Marketing has often led cross-functional strategies and tactics around the customer lifecycle, from contact to acquisition to cross-sell and retention. But leading an organizational shift to become truly customer-driven is a much bigger undertaking, and one that requires both fortitude and stamina. But there’s no going back. In the web 3.0 world, customer experience and loyalty have become the key differentiators between leaders and laggards. While the importance of delivering great experiences for customers is generally understood by most companies, executing well (and consistently) across all customer touch points remains a challenge and thus an opportunity for CMOs to make a major difference.

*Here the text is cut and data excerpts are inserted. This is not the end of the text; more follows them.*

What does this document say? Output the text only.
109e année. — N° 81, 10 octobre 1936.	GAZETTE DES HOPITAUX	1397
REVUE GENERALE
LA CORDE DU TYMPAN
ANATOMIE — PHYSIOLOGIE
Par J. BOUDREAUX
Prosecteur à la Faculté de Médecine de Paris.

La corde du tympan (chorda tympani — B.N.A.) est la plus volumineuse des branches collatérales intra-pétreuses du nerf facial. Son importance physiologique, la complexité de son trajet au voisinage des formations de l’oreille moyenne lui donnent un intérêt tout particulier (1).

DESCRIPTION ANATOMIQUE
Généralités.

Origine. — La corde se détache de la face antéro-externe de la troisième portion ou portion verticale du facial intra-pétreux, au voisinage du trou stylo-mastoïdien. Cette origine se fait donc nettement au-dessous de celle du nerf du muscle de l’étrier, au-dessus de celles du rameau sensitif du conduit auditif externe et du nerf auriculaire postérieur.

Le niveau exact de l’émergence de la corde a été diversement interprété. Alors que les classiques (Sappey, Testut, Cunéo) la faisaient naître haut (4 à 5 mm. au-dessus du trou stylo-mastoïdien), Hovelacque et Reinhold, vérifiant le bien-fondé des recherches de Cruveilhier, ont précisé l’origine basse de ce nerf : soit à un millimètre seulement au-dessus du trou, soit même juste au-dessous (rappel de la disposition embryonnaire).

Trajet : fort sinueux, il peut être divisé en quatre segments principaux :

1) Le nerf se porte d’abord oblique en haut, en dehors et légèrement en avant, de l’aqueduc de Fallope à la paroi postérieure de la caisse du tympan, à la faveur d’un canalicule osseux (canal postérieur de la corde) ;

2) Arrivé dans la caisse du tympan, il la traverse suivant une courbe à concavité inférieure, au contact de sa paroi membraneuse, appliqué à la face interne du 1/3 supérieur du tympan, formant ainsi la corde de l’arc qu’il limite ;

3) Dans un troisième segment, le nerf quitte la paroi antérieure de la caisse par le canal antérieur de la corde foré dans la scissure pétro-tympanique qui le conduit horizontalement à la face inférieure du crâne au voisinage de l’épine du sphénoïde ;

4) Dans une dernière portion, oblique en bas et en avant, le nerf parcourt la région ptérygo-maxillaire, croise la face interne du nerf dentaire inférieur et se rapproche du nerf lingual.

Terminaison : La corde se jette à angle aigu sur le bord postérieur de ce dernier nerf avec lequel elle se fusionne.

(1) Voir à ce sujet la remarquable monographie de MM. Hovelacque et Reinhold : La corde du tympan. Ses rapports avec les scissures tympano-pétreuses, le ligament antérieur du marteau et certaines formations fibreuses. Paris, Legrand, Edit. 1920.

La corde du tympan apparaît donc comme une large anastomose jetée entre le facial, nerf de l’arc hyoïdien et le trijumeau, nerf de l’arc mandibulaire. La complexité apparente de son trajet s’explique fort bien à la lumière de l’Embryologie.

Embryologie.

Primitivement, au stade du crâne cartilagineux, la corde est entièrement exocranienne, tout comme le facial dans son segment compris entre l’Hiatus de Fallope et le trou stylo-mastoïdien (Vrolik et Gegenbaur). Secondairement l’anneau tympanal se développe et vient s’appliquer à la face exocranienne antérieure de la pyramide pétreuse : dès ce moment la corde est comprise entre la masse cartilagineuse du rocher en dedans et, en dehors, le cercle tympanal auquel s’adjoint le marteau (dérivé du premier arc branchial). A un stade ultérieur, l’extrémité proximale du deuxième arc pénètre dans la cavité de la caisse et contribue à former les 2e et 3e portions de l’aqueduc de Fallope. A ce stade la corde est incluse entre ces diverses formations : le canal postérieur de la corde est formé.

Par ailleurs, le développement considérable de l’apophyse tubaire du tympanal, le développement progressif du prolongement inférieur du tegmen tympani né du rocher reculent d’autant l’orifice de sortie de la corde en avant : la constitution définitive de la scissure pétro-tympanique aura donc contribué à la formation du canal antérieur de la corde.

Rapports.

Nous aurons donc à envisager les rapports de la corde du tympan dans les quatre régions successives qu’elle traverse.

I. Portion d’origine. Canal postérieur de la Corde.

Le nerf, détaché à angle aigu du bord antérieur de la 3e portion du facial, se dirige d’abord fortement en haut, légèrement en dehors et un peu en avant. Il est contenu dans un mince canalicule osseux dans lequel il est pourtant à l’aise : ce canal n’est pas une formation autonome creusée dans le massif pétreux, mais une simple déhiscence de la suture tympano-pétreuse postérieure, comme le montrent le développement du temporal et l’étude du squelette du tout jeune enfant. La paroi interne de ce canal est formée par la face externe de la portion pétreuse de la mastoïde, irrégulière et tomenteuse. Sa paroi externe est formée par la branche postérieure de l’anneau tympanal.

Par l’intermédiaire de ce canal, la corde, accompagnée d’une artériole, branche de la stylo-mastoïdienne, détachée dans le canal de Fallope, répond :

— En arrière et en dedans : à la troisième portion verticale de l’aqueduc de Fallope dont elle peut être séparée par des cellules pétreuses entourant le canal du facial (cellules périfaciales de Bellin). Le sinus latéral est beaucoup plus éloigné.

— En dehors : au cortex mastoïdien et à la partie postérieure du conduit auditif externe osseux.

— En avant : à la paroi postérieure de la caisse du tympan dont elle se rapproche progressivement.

In today’s customer-driven era, many companies are approaching this shift to a more empowered customer by driving greater integration in customer management across functions and systems. The CMO is naturally one of the primary executives that companies are asking to orchestrate a cross-functional, strategic initiative to ensure a uniformly positive customer experience, enhance customer lifetime value and operational efficiencies across functional areas, including sales, marketing, service and support. Without appropriate department processes systems linkage, and cross-functional orchestration, however, the impact will be diminished. So while taking on this critical leadership role is no small task for CMOs, the endeavor can be very impactful on long-term success.
Digital Master
As I reflect back on the first edition of this eBook, it was already clear that, whether or not a marketer was digitally inclined, mastery had become a mandate and a key differentiator among CMOs. Fast forward to today, and ChatGPT’s suggested Top 10 marketing success strategies included content marketing, social media engagement, email marketing and SEO, and it’s now obvious that digital prowess is a must-have for everyone leading marketing. It doesn’t mean that the CMO has to be a deep subject matter expert of each digital sub-specialty, but you have to know what good looks like, understand key performance benchmarks, know how to hire and coach specialists, and master how to drive continuous, measurable improvements. And finally, understanding best practices in digital marketing investment, such as PPC, audience conversion, and other performance marketing tactics, is essential to delivering expected results and optimizing marketing spend.